Google is always trying new things, and everyone knows that new things don't always work out. But the search engine company's location on the Internet roadmap is a natural lure to its hundreds of millions visitors, so even when not-so-popular Google projects don't work out – like Wave and Buzz, for instance – or get entirely reworked, like Google Sync, it can affect a lot of people and businesses.

In August 2012, Google's social media portal Google+ (think of it as Google's version of Facebook) purged thousands of reviews left on the Google+ pages of car dealerships and changed the algorithm for how reviews are rated. According to Automotive News, one dealer saw 300 published reviews drop to just 11, another lost 145 reviews, yet another dealer had 400 reviews go "poof" over the course of two days. Google never truly explained its actions, noting that its efforts to remove all "spammy" reviews, like those solicited from customers and written at the dealership, for instance, would mean perfectly legitimate reviews might also be eliminated. That sent hundreds of dealers – especially those who had gone from positive to negative overall ratings – immediately on the hunt for another way to get reviews.

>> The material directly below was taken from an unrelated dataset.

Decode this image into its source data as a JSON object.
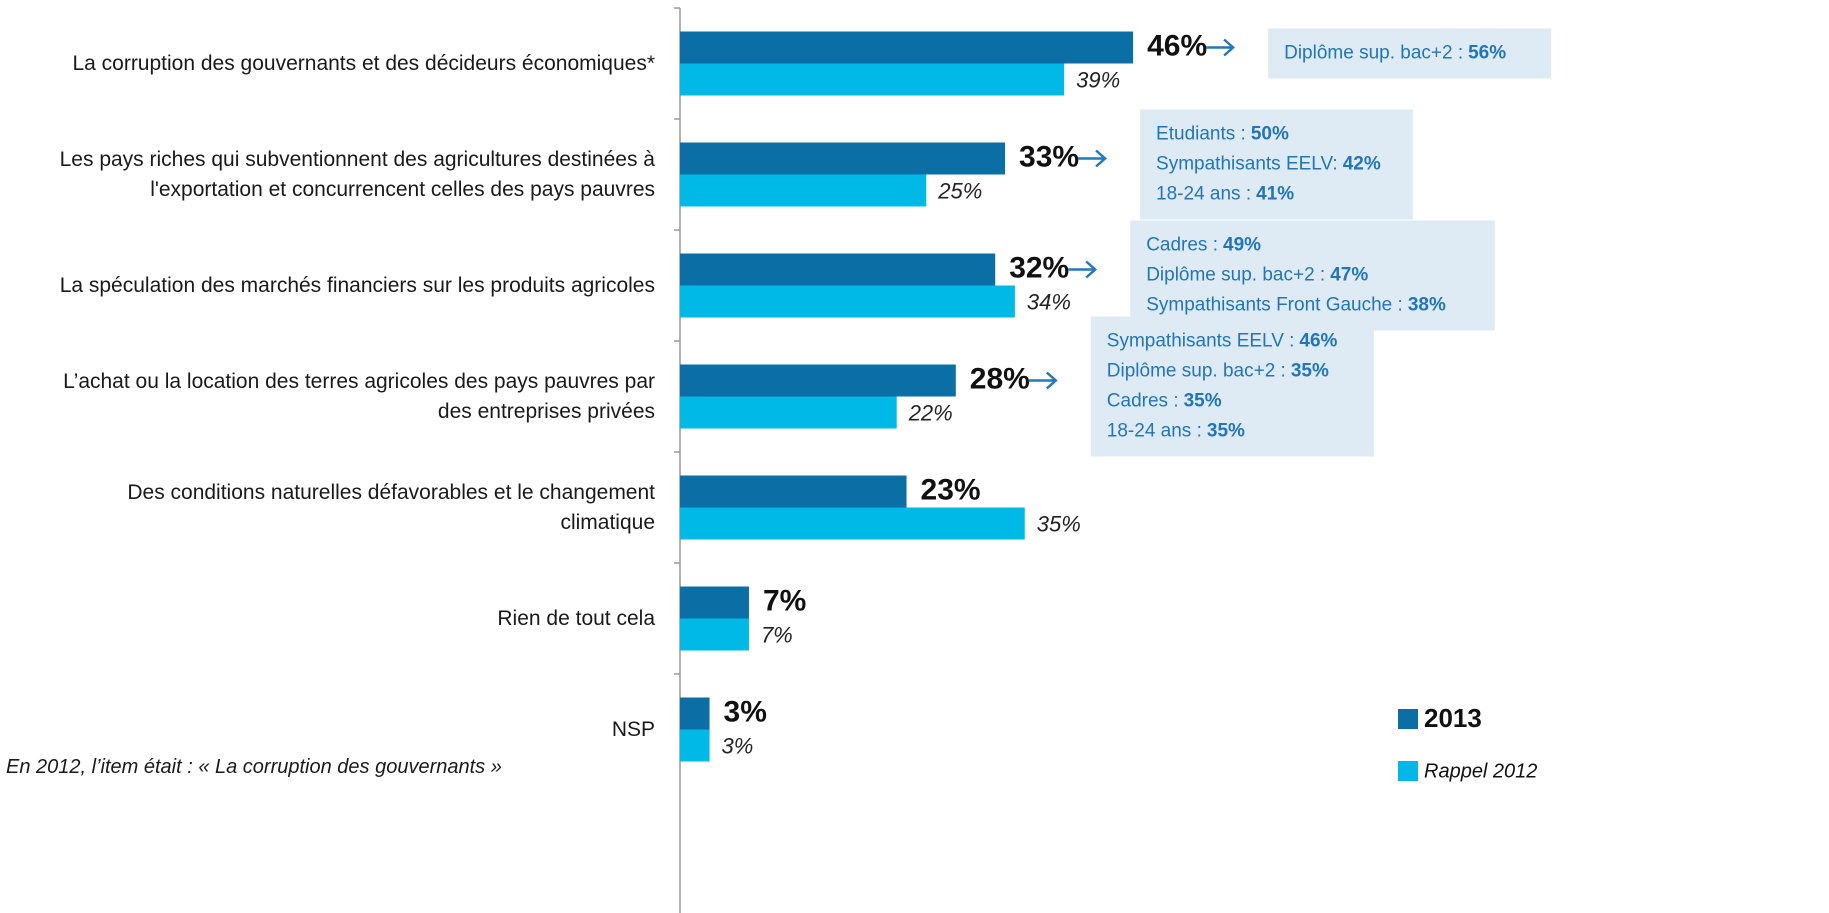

Five months later, dealers are still searching, with sites like DealerRater.com, Cars.com, DriverSide.com among the top destinations. The key to finding a supplement to Google+ is ensuring that third-party-site reviews get the prominence they need. A dealership's Google+ page will show reviews from other sites and it's possible to get them to show up in Google search results, but it's more complex than when everything was in one place, and right now, there's still the need to rebuild the goodwill that the purged positive reviews were creating. The power of positive reviews is continually evident in the amount of increased traffic online and in the store, so it's something dealers can't walk away from. Which takes us back to Google's location on the Internet road map: It means dealers could have a long walk ahead.